Per riunire gli esponenti della scuola musicale emergente, la “camerata” del cool, invece del salotto fiorentino cinquecentesco che ospitava gli amici del Conte Bardi, si era accontentata dell’angusto seminterrato della 55a strada di New York dove abitava Gil Evans. Lì Davis ebbe la capacità visionaria e organizzativa di portare a termine i progetti discussi trasformandoli in concerti e registrazioni: fissò le prove, affittò locali e firmò contratti con la casa discografica Capitol. Ci fu poi un terzo uomo, Gerry Mulligan, che - nonostante venga sistematicamente omesso dalle storie di jazz a favore di Davis ed Evans - fu elemento decisivo nello scrivere la parte consistente degli arrangiamenti di questa incisione-manifesto.
Fra le prime reazioni alla novità l’accusa di eresia per l’“imperdonabile” esclusione del sax tenore in quanto emblema jazz suonò più tardi paradossale: non ci si accorse che l’adozione di strumenti “colti” era uno degli obiettivi di Birth of the Cool. In altri termini il corno di Gunther Schuller unito alla tromba di Davis era una scelta; idem il timbro brass band della tuba di Bill Barber a far da basso ostinato su un’armonia modernissima nella quale il sassofono baritono di Mulligan ribaltava le regole “cantando” le sue note più acute, raddoppiando le linee di Miles e del sassofono contralto di Lee Konitz. In questa concezione rovesciata dei ruoli si giocava l’innovazione: fino ad allora le big band costruivano l’orchestrazione sulle sezioni. Le ance da una parte, gli ottoni dall’altra, e la ritmica anch’essa a riscontro delle prime due. Un botta e risposta di tre forze in una sorta di torneo musicale. In tali contesti, che fosse Ellington oppure Basie a fare da frontman, il modello di riferimento era l’orchestra sinfonica europea. Con il cool invece si guardava a un ensemble di voci: un insieme strumentale manovrato alla maniera di un coro armonizzato sui quattro registri del soprano, contralto, baritono e basso.

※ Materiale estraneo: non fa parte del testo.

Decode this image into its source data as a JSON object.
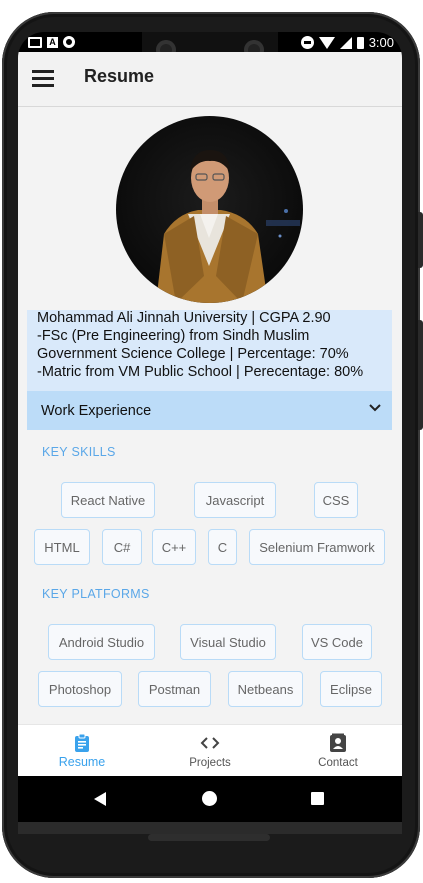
{
  "statusbar": {
    "time": "3:00"
  },
  "appbar": {
    "title": "Resume"
  },
  "education": {
    "lines": [
      "Mohammad Ali Jinnah University | CGPA 2.90",
      "-FSc (Pre Engineering) from Sindh Muslim",
      "Government Science College | Percentage: 70%",
      "-Matric from VM Public School | Perecentage: 80%"
    ]
  },
  "accordion": {
    "label": "Work Experience"
  },
  "key_skills": {
    "title": "KEY SKILLS",
    "chips": [
      "React Native",
      "Javascript",
      "CSS",
      "HTML",
      "C#",
      "C++",
      "C",
      "Selenium Framwork"
    ]
  },
  "key_platforms": {
    "title": "KEY PLATFORMS",
    "chips": [
      "Android Studio",
      "Visual Studio",
      "VS Code",
      "Photoshop",
      "Postman",
      "Netbeans",
      "Eclipse"
    ]
  },
  "bottom_nav": {
    "items": [
      {
        "label": "Resume",
        "icon": "clipboard-icon",
        "active": true
      },
      {
        "label": "Projects",
        "icon": "code-icon",
        "active": false
      },
      {
        "label": "Contact",
        "icon": "contact-card-icon",
        "active": false
      }
    ]
  },
  "colors": {
    "accent": "#3aa2ec",
    "chip_border": "#b9dbf7",
    "education_bg": "#d9e9fa",
    "accordion_bg": "#bcdcf8"
  }
}
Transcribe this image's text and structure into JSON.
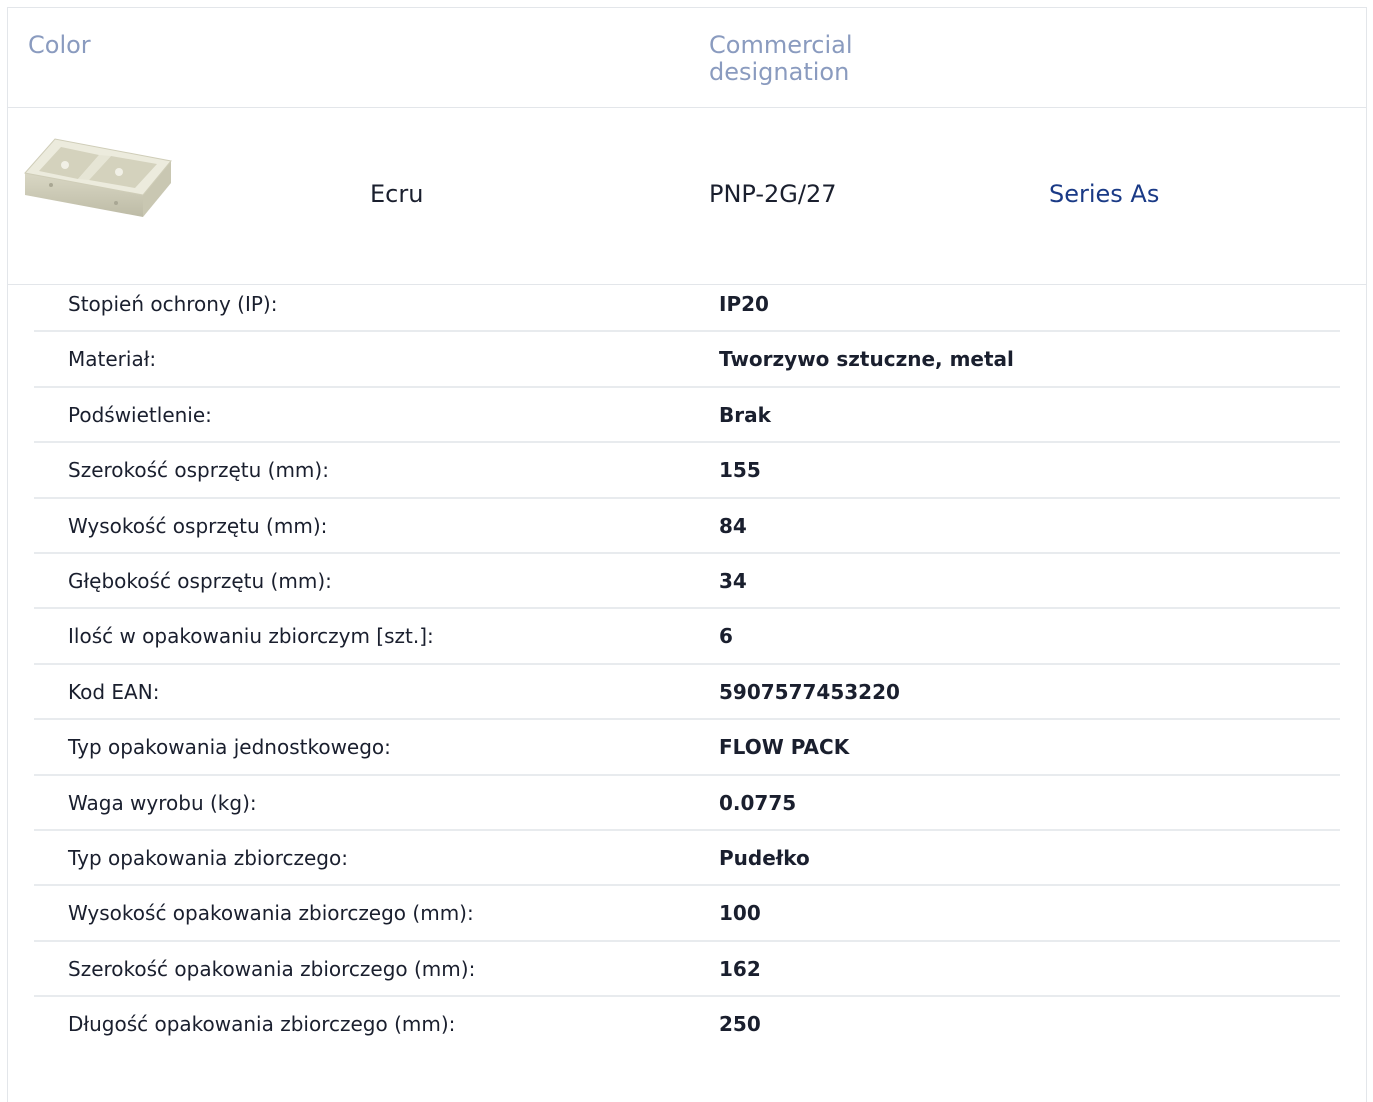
{
  "header": {
    "color_label": "Color",
    "commercial_label": "Commercial designation"
  },
  "product": {
    "image_icon": "surface-box-double-icon",
    "color": "Ecru",
    "code": "PNP-2G/27",
    "series_link": "Series As"
  },
  "specs": [
    {
      "label": "Stopień ochrony (IP):",
      "value": "IP20"
    },
    {
      "label": "Materiał:",
      "value": "Tworzywo sztuczne, metal"
    },
    {
      "label": "Podświetlenie:",
      "value": "Brak"
    },
    {
      "label": "Szerokość osprzętu (mm):",
      "value": "155"
    },
    {
      "label": "Wysokość osprzętu (mm):",
      "value": "84"
    },
    {
      "label": "Głębokość osprzętu (mm):",
      "value": "34"
    },
    {
      "label": "Ilość w opakowaniu zbiorczym [szt.]:",
      "value": "6"
    },
    {
      "label": "Kod EAN:",
      "value": "5907577453220"
    },
    {
      "label": "Typ opakowania jednostkowego:",
      "value": "FLOW PACK"
    },
    {
      "label": "Waga wyrobu (kg):",
      "value": "0.0775"
    },
    {
      "label": "Typ opakowania zbiorczego:",
      "value": "Pudełko"
    },
    {
      "label": "Wysokość opakowania zbiorczego (mm):",
      "value": "100"
    },
    {
      "label": "Szerokość opakowania zbiorczego (mm):",
      "value": "162"
    },
    {
      "label": "Długość opakowania zbiorczego (mm):",
      "value": "250"
    }
  ],
  "colors": {
    "header_text": "#8a9bbf",
    "link": "#1a3a86",
    "border": "#e3e6ea"
  }
}
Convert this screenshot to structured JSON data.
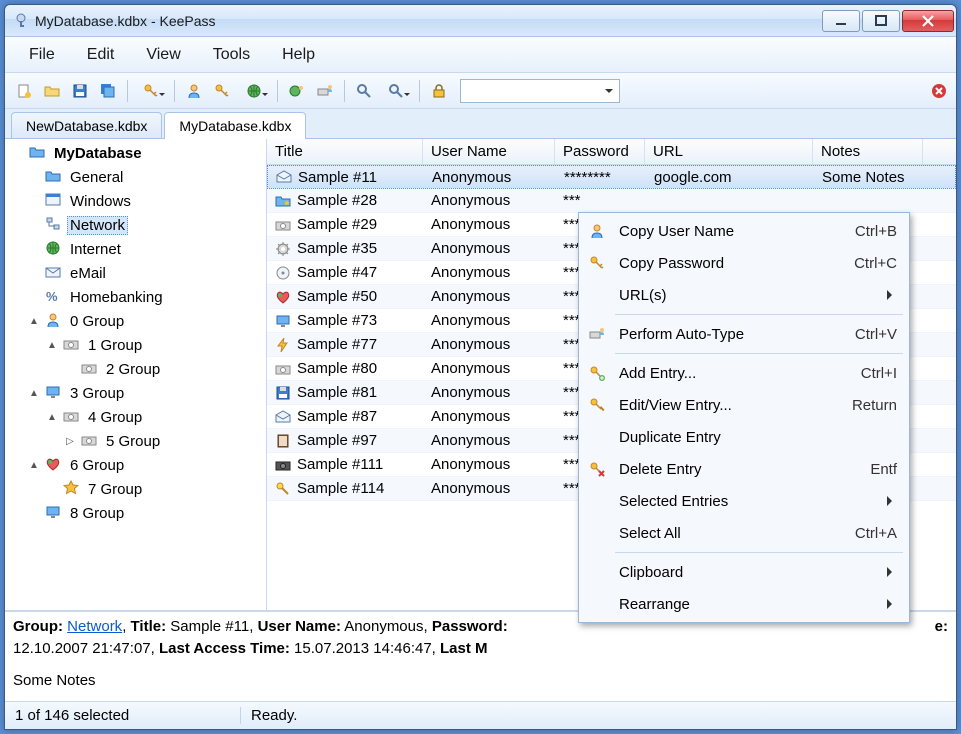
{
  "window": {
    "title": "MyDatabase.kdbx - KeePass"
  },
  "menu": {
    "items": [
      "File",
      "Edit",
      "View",
      "Tools",
      "Help"
    ]
  },
  "toolbar": {
    "buttons": [
      "new-file",
      "open-file",
      "save",
      "save-all",
      "|",
      "add-key",
      "|",
      "add-user",
      "key",
      "world",
      "|",
      "world-user",
      "autotype",
      "|",
      "find",
      "find-dd",
      "|",
      "lock"
    ],
    "close_icon": "close-db"
  },
  "tabs": {
    "items": [
      {
        "label": "NewDatabase.kdbx",
        "active": false
      },
      {
        "label": "MyDatabase.kdbx",
        "active": true
      }
    ]
  },
  "tree": {
    "root": "MyDatabase",
    "items": [
      {
        "label": "General",
        "icon": "folder-blue",
        "indent": 1
      },
      {
        "label": "Windows",
        "icon": "windows",
        "indent": 1
      },
      {
        "label": "Network",
        "icon": "network",
        "indent": 1,
        "selected": true
      },
      {
        "label": "Internet",
        "icon": "globe",
        "indent": 1
      },
      {
        "label": "eMail",
        "icon": "mail",
        "indent": 1
      },
      {
        "label": "Homebanking",
        "icon": "percent",
        "indent": 1
      },
      {
        "label": "0 Group",
        "icon": "user",
        "indent": 1,
        "expander": "▲"
      },
      {
        "label": "1 Group",
        "icon": "camera",
        "indent": 2,
        "expander": "▲"
      },
      {
        "label": "2 Group",
        "icon": "camera",
        "indent": 3
      },
      {
        "label": "3 Group",
        "icon": "monitor",
        "indent": 1,
        "expander": "▲"
      },
      {
        "label": "4 Group",
        "icon": "camera",
        "indent": 2,
        "expander": "▲"
      },
      {
        "label": "5 Group",
        "icon": "camera",
        "indent": 3,
        "expander": "▷"
      },
      {
        "label": "6 Group",
        "icon": "heart",
        "indent": 1,
        "expander": "▲"
      },
      {
        "label": "7 Group",
        "icon": "star",
        "indent": 2
      },
      {
        "label": "8 Group",
        "icon": "monitor",
        "indent": 1
      }
    ]
  },
  "list": {
    "columns": [
      "Title",
      "User Name",
      "Password",
      "URL",
      "Notes"
    ],
    "rows": [
      {
        "icon": "mail-open",
        "title": "Sample #11",
        "user": "Anonymous",
        "pass": "********",
        "url": "google.com",
        "notes": "Some Notes",
        "selected": true
      },
      {
        "icon": "folder-fav",
        "title": "Sample #28",
        "user": "Anonymous",
        "pass": "***"
      },
      {
        "icon": "camera",
        "title": "Sample #29",
        "user": "Anonymous",
        "pass": "***"
      },
      {
        "icon": "gear",
        "title": "Sample #35",
        "user": "Anonymous",
        "pass": "***"
      },
      {
        "icon": "disc",
        "title": "Sample #47",
        "user": "Anonymous",
        "pass": "***"
      },
      {
        "icon": "heart",
        "title": "Sample #50",
        "user": "Anonymous",
        "pass": "***"
      },
      {
        "icon": "monitor",
        "title": "Sample #73",
        "user": "Anonymous",
        "pass": "***"
      },
      {
        "icon": "bolt",
        "title": "Sample #77",
        "user": "Anonymous",
        "pass": "***"
      },
      {
        "icon": "camera",
        "title": "Sample #80",
        "user": "Anonymous",
        "pass": "***"
      },
      {
        "icon": "floppy",
        "title": "Sample #81",
        "user": "Anonymous",
        "pass": "***"
      },
      {
        "icon": "mail-open",
        "title": "Sample #87",
        "user": "Anonymous",
        "pass": "***"
      },
      {
        "icon": "book",
        "title": "Sample #97",
        "user": "Anonymous",
        "pass": "***"
      },
      {
        "icon": "camera-dark",
        "title": "Sample #111",
        "user": "Anonymous",
        "pass": "***"
      },
      {
        "icon": "key-yellow",
        "title": "Sample #114",
        "user": "Anonymous",
        "pass": "***"
      }
    ]
  },
  "details": {
    "group_label": "Group:",
    "group_link": "Network",
    "title_label": "Title:",
    "title_value": "Sample #11",
    "user_label": "User Name:",
    "user_value": "Anonymous",
    "pass_label": "Password:",
    "line2_prefix": "12.10.2007 21:47:07,",
    "lat_label": "Last Access Time:",
    "lat_value": "15.07.2013 14:46:47,",
    "lm_label": "Last M",
    "time_tail_label": "e:",
    "notes": "Some Notes"
  },
  "status": {
    "selection": "1 of 146 selected",
    "message": "Ready."
  },
  "context_menu": {
    "items": [
      {
        "icon": "user",
        "label": "Copy User Name",
        "shortcut": "Ctrl+B"
      },
      {
        "icon": "key",
        "label": "Copy Password",
        "shortcut": "Ctrl+C"
      },
      {
        "label": "URL(s)",
        "submenu": true
      },
      {
        "sep": true
      },
      {
        "icon": "autotype",
        "label": "Perform Auto-Type",
        "shortcut": "Ctrl+V"
      },
      {
        "sep": true
      },
      {
        "icon": "key-add",
        "label": "Add Entry...",
        "shortcut": "Ctrl+I"
      },
      {
        "icon": "key-edit",
        "label": "Edit/View Entry...",
        "shortcut": "Return"
      },
      {
        "label": "Duplicate Entry"
      },
      {
        "icon": "key-del",
        "label": "Delete Entry",
        "shortcut": "Entf"
      },
      {
        "label": "Selected Entries",
        "submenu": true
      },
      {
        "label": "Select All",
        "shortcut": "Ctrl+A"
      },
      {
        "sep": true
      },
      {
        "label": "Clipboard",
        "submenu": true
      },
      {
        "label": "Rearrange",
        "submenu": true
      }
    ]
  }
}
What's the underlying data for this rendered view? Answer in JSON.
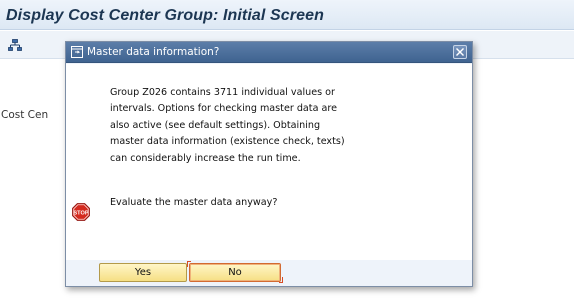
{
  "screen": {
    "title": "Display Cost Center Group: Initial Screen",
    "field_label_partial": "Cost Cen"
  },
  "toolbar": {
    "hierarchy_icon": "hierarchy-icon"
  },
  "dialog": {
    "title": "Master data information?",
    "message_lines": [
      "Group Z026 contains 3711 individual values or",
      "intervals. Options for checking master data are",
      "also active (see default settings). Obtaining",
      "master data information (existence check, texts)",
      "can considerably increase the run time."
    ],
    "question": "Evaluate the master data anyway?",
    "stop_icon_label": "STOP",
    "buttons": {
      "yes": "Yes",
      "no": "No"
    }
  },
  "colors": {
    "header_blue": "#4a6e9c",
    "button_yellow": "#f6df84",
    "stop_red": "#d42a1e",
    "focus_orange": "#d84c25"
  }
}
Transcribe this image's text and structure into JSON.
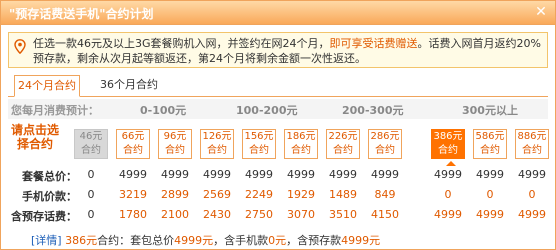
{
  "window": {
    "title": "\"预存话费送手机\"合约计划",
    "close_glyph": "✕"
  },
  "notice": {
    "part1": "任选一款46元及以上3G套餐购机入网，并签约在网24个月，",
    "highlight": "即可享受话费赠送",
    "part2": "。话费入网首月返约20%预存款，剩余从次月起等额返还，第24个月将剩余金额一次性返还。"
  },
  "tabs": [
    {
      "label": "24个月合约",
      "active": true
    },
    {
      "label": "36个月合约",
      "active": false
    }
  ],
  "consumption": {
    "label": "您每月消费预计：",
    "ranges": [
      "0-100元",
      "100-200元",
      "200-300元",
      "300元以上"
    ]
  },
  "pick_label": "请点击选择合约",
  "plans": [
    {
      "top": "46元",
      "bottom": "合约",
      "state": "disabled"
    },
    {
      "top": "66元",
      "bottom": "合约",
      "state": "normal"
    },
    {
      "top": "96元",
      "bottom": "合约",
      "state": "normal"
    },
    {
      "top": "126元",
      "bottom": "合约",
      "state": "normal"
    },
    {
      "top": "156元",
      "bottom": "合约",
      "state": "normal"
    },
    {
      "top": "186元",
      "bottom": "合约",
      "state": "normal"
    },
    {
      "top": "226元",
      "bottom": "合约",
      "state": "normal"
    },
    {
      "top": "286元",
      "bottom": "合约",
      "state": "normal"
    },
    {
      "top": "386元",
      "bottom": "合约",
      "state": "selected"
    },
    {
      "top": "586元",
      "bottom": "合约",
      "state": "normal"
    },
    {
      "top": "886元",
      "bottom": "合约",
      "state": "normal"
    }
  ],
  "table": [
    {
      "label": "套餐总价：",
      "values": [
        "0",
        "4999",
        "4999",
        "4999",
        "4999",
        "4999",
        "4999",
        "4999",
        "4999",
        "4999",
        "4999"
      ]
    },
    {
      "label": "手机价款：",
      "values": [
        "0",
        "3219",
        "2899",
        "2569",
        "2249",
        "1929",
        "1489",
        "849",
        "0",
        "0",
        "0"
      ]
    },
    {
      "label": "含预存话费：",
      "values": [
        "0",
        "1780",
        "2100",
        "2430",
        "2750",
        "3070",
        "3510",
        "4150",
        "4999",
        "4999",
        "4999"
      ]
    }
  ],
  "footer": {
    "link": "[详情]",
    "plan": "386元",
    "t1": "合约：套包总价",
    "total": "4999元",
    "t2": "，含手机款",
    "phone": "0元",
    "t3": "，含预存款",
    "prepaid": "4999元"
  },
  "colors": {
    "accent": "#ff7200",
    "border": "#f0a45c",
    "link": "#1d5fb8"
  }
}
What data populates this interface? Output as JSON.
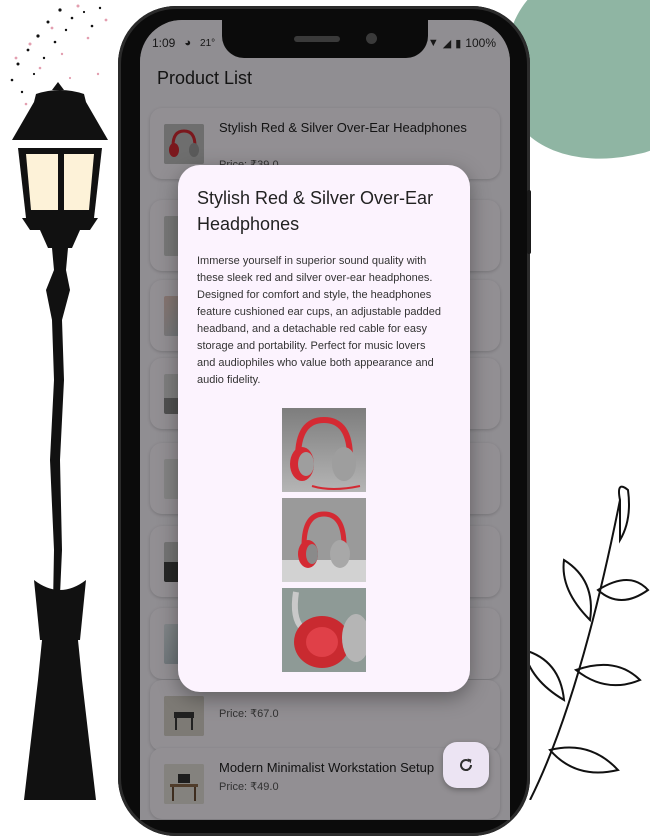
{
  "status_bar": {
    "time": "1:09",
    "weather_temp": "21°",
    "battery": "100%",
    "icons": [
      "alarm-icon",
      "wifi-icon",
      "signal-icon",
      "battery-icon"
    ]
  },
  "app": {
    "title": "Product List"
  },
  "products": [
    {
      "title": "Stylish Red & Silver Over-Ear Headphones",
      "price": "Price: ₹39.0",
      "thumb": "headphones-image"
    },
    {
      "title": "",
      "price": "",
      "thumb": "product-image"
    },
    {
      "title": "",
      "price": "",
      "thumb": "product-image"
    },
    {
      "title": "",
      "price": "",
      "thumb": "product-image"
    },
    {
      "title": "",
      "price": "",
      "thumb": "product-image"
    },
    {
      "title": "",
      "price": "",
      "thumb": "product-image"
    },
    {
      "title": "",
      "price": "",
      "thumb": "product-image"
    },
    {
      "title": "",
      "price": "Price: ₹67.0",
      "thumb": "chair-image"
    },
    {
      "title": "Modern Minimalist Workstation Setup",
      "price": "Price: ₹49.0",
      "thumb": "desk-image"
    }
  ],
  "dialog": {
    "title": "Stylish Red & Silver Over-Ear Headphones",
    "description": "Immerse yourself in superior sound quality with these sleek red and silver over-ear headphones. Designed for comfort and style, the headphones feature cushioned ear cups, an adjustable padded headband, and a detachable red cable for easy storage and portability. Perfect for music lovers and audiophiles who value both appearance and audio fidelity.",
    "images": [
      "headphones-image-1",
      "headphones-image-2",
      "headphones-image-3"
    ]
  },
  "fab": {
    "icon": "refresh-icon"
  },
  "colors": {
    "accent_green": "#8fb5a3",
    "dialog_bg": "#fcf3fe",
    "headphone_red": "#d42a33"
  }
}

Una sonorità orchestrale che rifiuta l’estetica dello swing, o almeno ne contiene le dinamiche attraverso quella che Mulligan definì una “violenza controllata”. Un suono trattenuto, un contenimento di emozioni che fece scalpore. Anzi sconcertò la critica: il cool sembrava sfuggire alle categorie del jazz fino ad allora conosciute. La nebbia si diradò quando Birth of the Cool, manifesto discografico davisiano pubblicato nel 1957, fu descritto dal critico di musica classica del “New Yorker”, Winthrop Sargeant, come “l’opera di un compositore impressionista, con un grande senso della poesia sonora e una puntigliosa attenzione per i colori timbrici. Le composizioni hanno un inizio, un corpo centrale e un finale. La musica, più che jazz, sembra quella di un nuovo Maurice Ravel”.